Na 5ª estrofe temos o dístico “Aquele jamais atingirá o paraíso./Seu verso contém a blasfêmia e o riso”. Ora, o humor não é uma característica típica ou exclusiva da poesia. Na verdade é mais fácil de ser encontrado na prosa, no romance picaresco, na sátira, nas crônicas; na poesia, temos também textos satíricos, mas a predominância é lírica. Entendemos aqui que o riso se opõe à seriedade, ou, como disse João Cabral em Antiode, “contra a poesia dita profunda’. A opinião que desqualifica o poema por buscar o riso parece, por simples inversão, valorizar o texto supostamente sério e/ou profundo. Trata-se de uma questão antiga fora da poesia. No teatro há a tendência em valorizar a tragédia ou o drama em detrimento da comédia e, mesmo nos dias atuais, é comum a associação da peça cômica a um teatro de pouca qualidade, voltado apenas para a bilheteria. Opiniões preconcebidas à parte, a desqualificação do riso é histórica.
Repetimos: neste verso parece-nos que a crítica se dirige à falta de seriedade e aí podemos ver subentendida uma concepção de poesia.Ou seja, poesia corresponde a um texto profundo só voltado para questões filosóficas e existenciais. Como exemplo, temos o autor do texto objeto: sua obra se marca pelo humor em suas diversas matizes e ao mesmo tempo pela seriedade de poemas como A Fernando Pessoa e pelo lirismo de poemas como Margem. Dizemos isto para mostrar que a poesia tanto pode servir ao texto filosófico quanto ao irônico, ao amoroso, ao político e que um poeta pode escrever textos diversos e de qualidade.

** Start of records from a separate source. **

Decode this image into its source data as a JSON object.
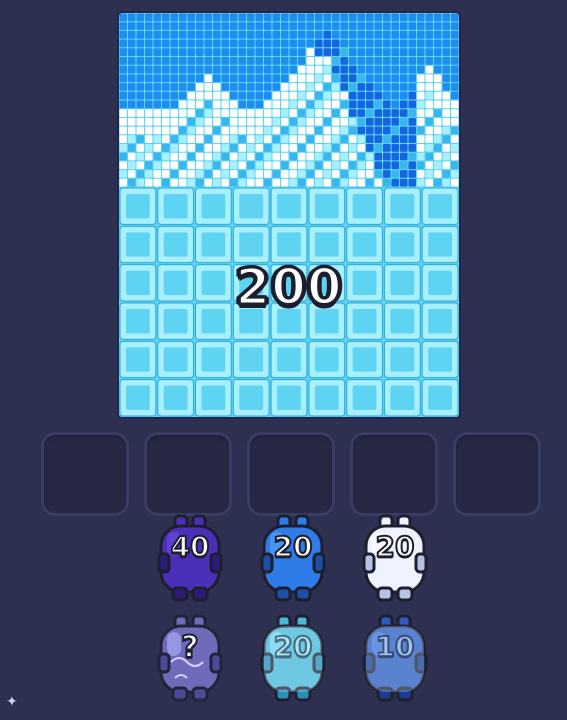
{
  "score": "200",
  "slots": [
    {
      "state": "empty"
    },
    {
      "state": "empty"
    },
    {
      "state": "empty"
    },
    {
      "state": "empty"
    },
    {
      "state": "empty"
    }
  ],
  "units": [
    {
      "label": "40",
      "color": "#4b2fb8",
      "light": "#6a4fe0",
      "dark": "#2d1b7a",
      "style": "solid"
    },
    {
      "label": "20",
      "color": "#2f7be8",
      "light": "#58a4ff",
      "dark": "#1b4fa8",
      "style": "solid"
    },
    {
      "label": "20",
      "color": "#eef3ff",
      "light": "#ffffff",
      "dark": "#b7c2e6",
      "style": "solid"
    },
    {
      "label": "?",
      "color": "#8a86e6",
      "light": "#b4b0ff",
      "dark": "#5a56b8",
      "style": "mystery"
    },
    {
      "label": "20",
      "color": "#4fd0f0",
      "light": "#8ae6ff",
      "dark": "#2a9ec4",
      "style": "frozen"
    },
    {
      "label": "10",
      "color": "#2d63d6",
      "light": "#4e86f0",
      "dark": "#1a3f9a",
      "style": "frozen"
    }
  ],
  "colors": {
    "background": "#2e3052",
    "sky": "#1f8cf0",
    "snow": "#ffffff",
    "ice_light": "#a8efff",
    "ice_mid": "#5fd3f2",
    "ice_dark": "#2aa9d8",
    "mountain_dark": "#1565e0",
    "mountain_mid": "#39b6ee"
  },
  "icons": {
    "corner": "sparkle-icon"
  }
}
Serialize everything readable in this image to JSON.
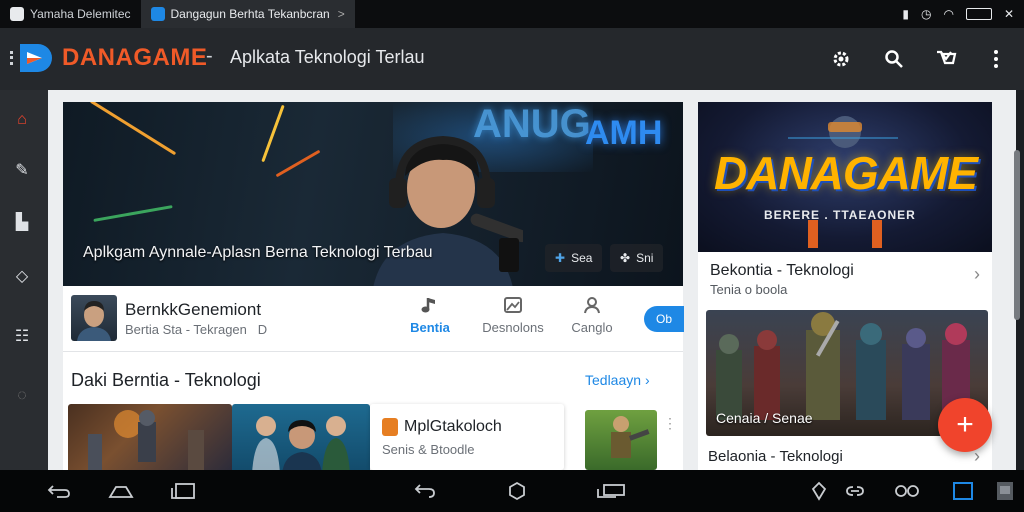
{
  "tabs": [
    {
      "label": "Yamaha Delemitec",
      "active": false
    },
    {
      "label": "Dangagun Berhta Tekanbcran",
      "active": true
    }
  ],
  "tab_chevron": ">",
  "header": {
    "brand": "DANAGAME",
    "separator": "-",
    "subtitle": "Aplkata Teknologi Terlau",
    "brand_color": "#f05a28"
  },
  "hero": {
    "neon_text_1": "ANUG",
    "neon_text_2": "AMH",
    "title": "Aplkgam Aynnale-Aplasn Berna Teknologi Terbau",
    "button_1": "Sea",
    "button_2": "Sni"
  },
  "channel": {
    "name": "BernkkGenemiont",
    "subtitle": "Bertia Sta - Tekragen",
    "subtitle_suffix": "D",
    "tabs": [
      {
        "label": "Bentia",
        "icon": "music-note-icon",
        "active": true
      },
      {
        "label": "Desnolons",
        "icon": "image-icon",
        "active": false
      },
      {
        "label": "Canglo",
        "icon": "person-icon",
        "active": false
      }
    ],
    "pill_label": "Ob"
  },
  "section": {
    "title": "Daki Berntia - Teknologi",
    "link": "Tedlaayn"
  },
  "card": {
    "title": "MplGtakoloch",
    "subtitle": "Senis & Btoodle"
  },
  "side": {
    "promo_title": "DANAGAME",
    "promo_subtitle": "BERERE . TTAEAONER",
    "row_title": "Bekontia - Teknologi",
    "row_subtitle": "Tenia o boola",
    "battle_caption": "Cenaia / Senae",
    "bottom_title": "Belaonia - Teknologi"
  },
  "accent_color": "#1e88e5",
  "fab_color": "#f0442c"
}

O humor requer técnica e apresenta variedade significativa de expressão, não podendo, portanto, ser desprezado. Na nossa literatura, por exemplo, temos Gregório de Matos, mais estudado por seus poemas líricos e religiosos do que por suas sátiras, como comprovam os livros didáticos. Seu “riso crítico”, ainda que mais abundante, cede lugar aos exemplos de poemas religiosos do Barroco e aos poemas de amor. Seria censura? Conveniência didática? Ou cópia viciada de outros livros?
Seja lá o que for, o que queremos dizer é que o riso, como aparece em uma fala deste poema, serve para diminuir o mérito do autor, que a ele só se dedica. E soa como uma espécie de censura e conselho: poetas devem escrever sobre temas sérios que são mais perenes.